I was the only guy on a SUP and I expect to get hassled. But, the crowd was pretty mellow. They either didn't say anything, or they were friendly. Cool! The only negative was an old lady who, as I was paddling back out to the line-up through an incoming set, paddled right in front of me to take off on an incoming wave; stopped, pivot turned on her butt, and told me to get out of the way…"please." Lady, I was getting out of the way before you stopped in front of me! No problem, no hassle. I paddled down toward Surfer's Point.

This is a great spot to surf and it holds a pretty big crowd because there are so many little reef, sand bar breaks from the point down through the s-curve south towards the pier. I didn't go out to the point itself, there being a number of shortboarders there. But I found a nice little shifting A-frame peak put up some nice steep take-offs and fast walls down the line into these little channels that were all over the place. It was a blast! Did that for two hours, caught a shizizit load of waves and I was done.

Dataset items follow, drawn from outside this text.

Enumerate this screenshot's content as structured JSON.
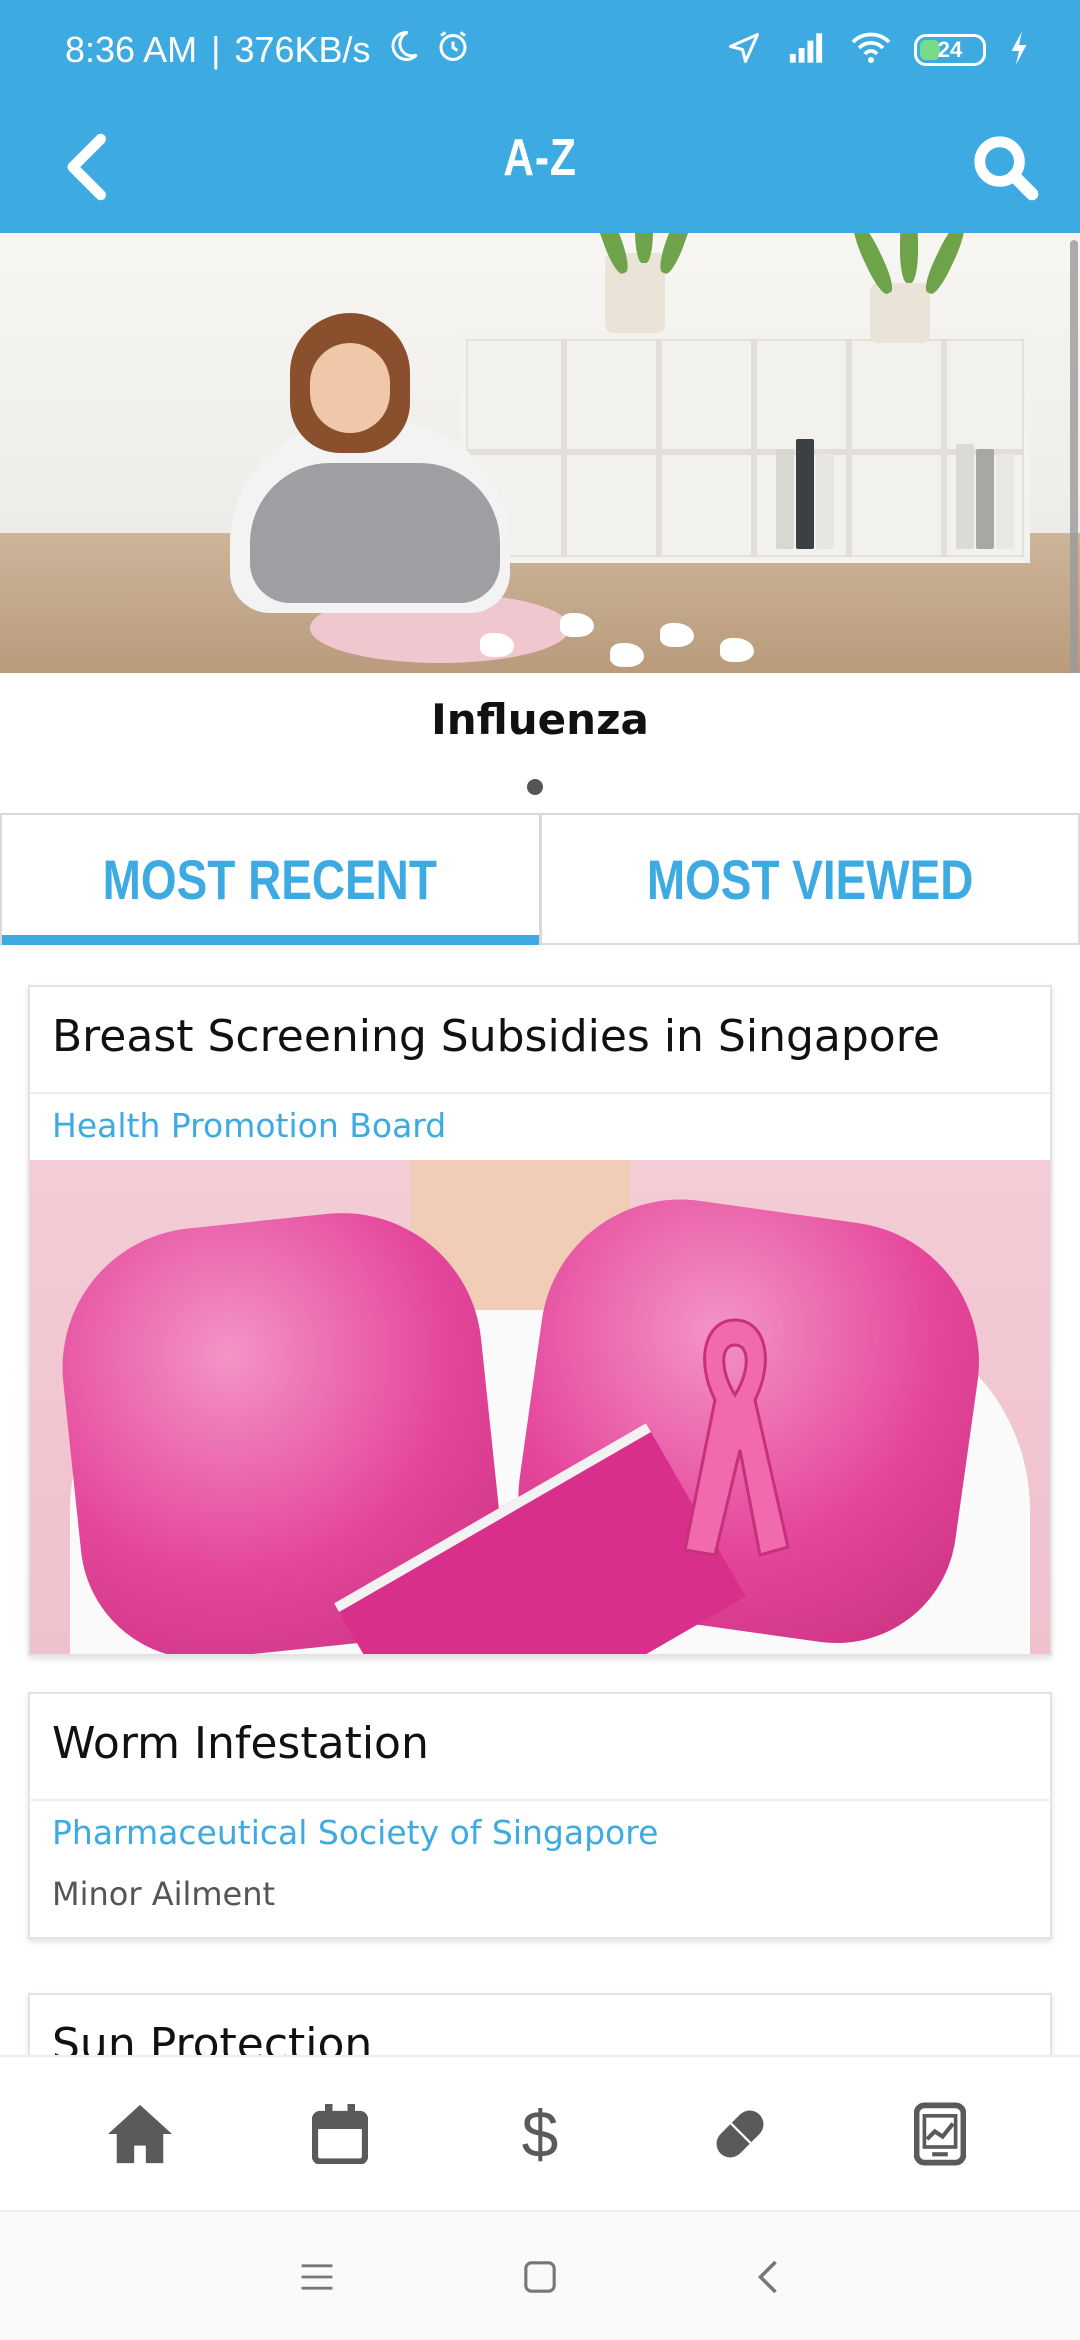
{
  "status_bar": {
    "time": "8:36 AM",
    "separator": "|",
    "network_speed": "376KB/s",
    "battery_level": "24",
    "icons": [
      "moon-icon",
      "alarm-icon",
      "location-icon",
      "signal-icon",
      "wifi-icon",
      "battery-icon",
      "charging-icon"
    ]
  },
  "app_bar": {
    "title": "A-Z",
    "back_icon": "chevron-left-icon",
    "search_icon": "search-icon",
    "background_color": "#3daae2"
  },
  "hero": {
    "title": "Influenza",
    "page_indicator_count": 1,
    "active_page": 1
  },
  "tabs": [
    {
      "label": "MOST RECENT",
      "active": true
    },
    {
      "label": "MOST VIEWED",
      "active": false
    }
  ],
  "articles": [
    {
      "title": "Breast Screening Subsidies in Singapore",
      "source": "Health Promotion Board",
      "has_image": true
    },
    {
      "title": "Worm Infestation",
      "source": "Pharmaceutical Society of Singapore",
      "category": "Minor Ailment"
    },
    {
      "title": "Sun Protection"
    }
  ],
  "bottom_nav": {
    "items": [
      {
        "icon": "home-icon"
      },
      {
        "icon": "calendar-icon"
      },
      {
        "icon": "dollar-icon",
        "glyph": "$"
      },
      {
        "icon": "pill-icon"
      },
      {
        "icon": "health-report-icon"
      }
    ]
  },
  "system_nav": {
    "items": [
      "menu-icon",
      "home-square-icon",
      "back-chevron-icon"
    ]
  },
  "colors": {
    "accent": "#3daae2",
    "text_primary": "#111111",
    "text_secondary": "#555555",
    "nav_icon": "#5a5a5a"
  }
}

The Crowne Plaza Hotel is a great place to stay. We weren't sure where we'd end up that night 'cause we had no reservations. I pimped them for the cheapest rate and they offered AAA at $152. I said can I get the internet rate? The concierge gave me a computer room key card and said go make a reservation. Long story short, I couldn't do it online because of short notice, so…she gave us the room for $118. For future reference the place is dog friendly so we can bring the Cloudy-Boy. Also, you can't beat the location. Close to everything. Surf, pier, beach, fairgrounds, jogging, walking, Main Street, it's got it all.

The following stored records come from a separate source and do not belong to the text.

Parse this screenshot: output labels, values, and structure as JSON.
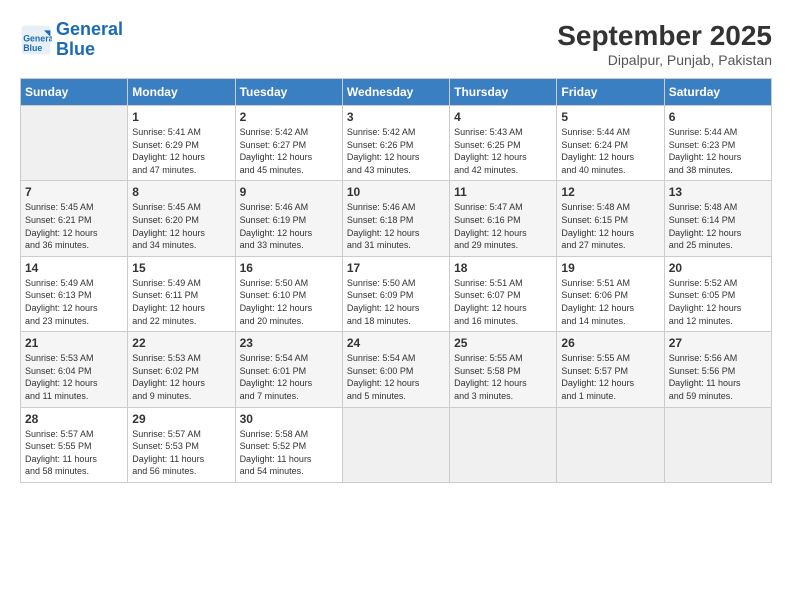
{
  "header": {
    "logo_line1": "General",
    "logo_line2": "Blue",
    "month": "September 2025",
    "location": "Dipalpur, Punjab, Pakistan"
  },
  "weekdays": [
    "Sunday",
    "Monday",
    "Tuesday",
    "Wednesday",
    "Thursday",
    "Friday",
    "Saturday"
  ],
  "weeks": [
    [
      {
        "day": "",
        "info": ""
      },
      {
        "day": "1",
        "info": "Sunrise: 5:41 AM\nSunset: 6:29 PM\nDaylight: 12 hours\nand 47 minutes."
      },
      {
        "day": "2",
        "info": "Sunrise: 5:42 AM\nSunset: 6:27 PM\nDaylight: 12 hours\nand 45 minutes."
      },
      {
        "day": "3",
        "info": "Sunrise: 5:42 AM\nSunset: 6:26 PM\nDaylight: 12 hours\nand 43 minutes."
      },
      {
        "day": "4",
        "info": "Sunrise: 5:43 AM\nSunset: 6:25 PM\nDaylight: 12 hours\nand 42 minutes."
      },
      {
        "day": "5",
        "info": "Sunrise: 5:44 AM\nSunset: 6:24 PM\nDaylight: 12 hours\nand 40 minutes."
      },
      {
        "day": "6",
        "info": "Sunrise: 5:44 AM\nSunset: 6:23 PM\nDaylight: 12 hours\nand 38 minutes."
      }
    ],
    [
      {
        "day": "7",
        "info": "Sunrise: 5:45 AM\nSunset: 6:21 PM\nDaylight: 12 hours\nand 36 minutes."
      },
      {
        "day": "8",
        "info": "Sunrise: 5:45 AM\nSunset: 6:20 PM\nDaylight: 12 hours\nand 34 minutes."
      },
      {
        "day": "9",
        "info": "Sunrise: 5:46 AM\nSunset: 6:19 PM\nDaylight: 12 hours\nand 33 minutes."
      },
      {
        "day": "10",
        "info": "Sunrise: 5:46 AM\nSunset: 6:18 PM\nDaylight: 12 hours\nand 31 minutes."
      },
      {
        "day": "11",
        "info": "Sunrise: 5:47 AM\nSunset: 6:16 PM\nDaylight: 12 hours\nand 29 minutes."
      },
      {
        "day": "12",
        "info": "Sunrise: 5:48 AM\nSunset: 6:15 PM\nDaylight: 12 hours\nand 27 minutes."
      },
      {
        "day": "13",
        "info": "Sunrise: 5:48 AM\nSunset: 6:14 PM\nDaylight: 12 hours\nand 25 minutes."
      }
    ],
    [
      {
        "day": "14",
        "info": "Sunrise: 5:49 AM\nSunset: 6:13 PM\nDaylight: 12 hours\nand 23 minutes."
      },
      {
        "day": "15",
        "info": "Sunrise: 5:49 AM\nSunset: 6:11 PM\nDaylight: 12 hours\nand 22 minutes."
      },
      {
        "day": "16",
        "info": "Sunrise: 5:50 AM\nSunset: 6:10 PM\nDaylight: 12 hours\nand 20 minutes."
      },
      {
        "day": "17",
        "info": "Sunrise: 5:50 AM\nSunset: 6:09 PM\nDaylight: 12 hours\nand 18 minutes."
      },
      {
        "day": "18",
        "info": "Sunrise: 5:51 AM\nSunset: 6:07 PM\nDaylight: 12 hours\nand 16 minutes."
      },
      {
        "day": "19",
        "info": "Sunrise: 5:51 AM\nSunset: 6:06 PM\nDaylight: 12 hours\nand 14 minutes."
      },
      {
        "day": "20",
        "info": "Sunrise: 5:52 AM\nSunset: 6:05 PM\nDaylight: 12 hours\nand 12 minutes."
      }
    ],
    [
      {
        "day": "21",
        "info": "Sunrise: 5:53 AM\nSunset: 6:04 PM\nDaylight: 12 hours\nand 11 minutes."
      },
      {
        "day": "22",
        "info": "Sunrise: 5:53 AM\nSunset: 6:02 PM\nDaylight: 12 hours\nand 9 minutes."
      },
      {
        "day": "23",
        "info": "Sunrise: 5:54 AM\nSunset: 6:01 PM\nDaylight: 12 hours\nand 7 minutes."
      },
      {
        "day": "24",
        "info": "Sunrise: 5:54 AM\nSunset: 6:00 PM\nDaylight: 12 hours\nand 5 minutes."
      },
      {
        "day": "25",
        "info": "Sunrise: 5:55 AM\nSunset: 5:58 PM\nDaylight: 12 hours\nand 3 minutes."
      },
      {
        "day": "26",
        "info": "Sunrise: 5:55 AM\nSunset: 5:57 PM\nDaylight: 12 hours\nand 1 minute."
      },
      {
        "day": "27",
        "info": "Sunrise: 5:56 AM\nSunset: 5:56 PM\nDaylight: 11 hours\nand 59 minutes."
      }
    ],
    [
      {
        "day": "28",
        "info": "Sunrise: 5:57 AM\nSunset: 5:55 PM\nDaylight: 11 hours\nand 58 minutes."
      },
      {
        "day": "29",
        "info": "Sunrise: 5:57 AM\nSunset: 5:53 PM\nDaylight: 11 hours\nand 56 minutes."
      },
      {
        "day": "30",
        "info": "Sunrise: 5:58 AM\nSunset: 5:52 PM\nDaylight: 11 hours\nand 54 minutes."
      },
      {
        "day": "",
        "info": ""
      },
      {
        "day": "",
        "info": ""
      },
      {
        "day": "",
        "info": ""
      },
      {
        "day": "",
        "info": ""
      }
    ]
  ]
}
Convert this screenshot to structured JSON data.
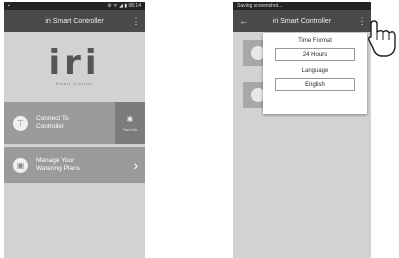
{
  "left_phone": {
    "status": {
      "left": "▪",
      "right": "⚙ ᯤ ◢ ▮ 08:14"
    },
    "toolbar": {
      "title": "iri Smart Controller",
      "menu": "⋮"
    },
    "logo": {
      "word": "iri",
      "sub": "Smart Control"
    },
    "connect": {
      "icon": "⊤",
      "text": "Connect To Controller",
      "bt_icon": "✱",
      "turn_on": "Turn On"
    },
    "manage": {
      "icon": "▣",
      "text": "Manage Your Watering Plans",
      "chevron": "›"
    }
  },
  "right_phone": {
    "status": {
      "left": "Saving screenshot...",
      "right": ""
    },
    "toolbar": {
      "back": "←",
      "title": "iri Smart Controller",
      "menu": "⋮"
    },
    "popup": {
      "time_format_label": "Time Format",
      "time_format_value": "24 Hours",
      "language_label": "Language",
      "language_value": "English"
    }
  },
  "hand_icon": "pointing-hand-icon"
}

Plenty of time to check out after a nice walk, and shower. Hit the road about 11:30, bound for Encinitas and the Moonlight Beach Motel. Arrived around 3:30P and absolutely no hassles checking in. Chin gave us (and I was hoping for this) one of the ocean view rooms of Moonlight Beach! Unpacked and headed over to the Leucadia Pizzeria, which is across the street, on the corner. Couple drafts and two really good salads and we were set for our afternoon nap.

The units in the Moonlight have little kitchenettes, so after a quick snooze, we're off to Trader Joes to stock up on a few items for the next couple days. Ed and Andy are enroute after working late last night, and then making some drop-offs in Pismo and Santa Barbara today. We meet up tomorrow at San-O. So far, this trip is 110% and getting better.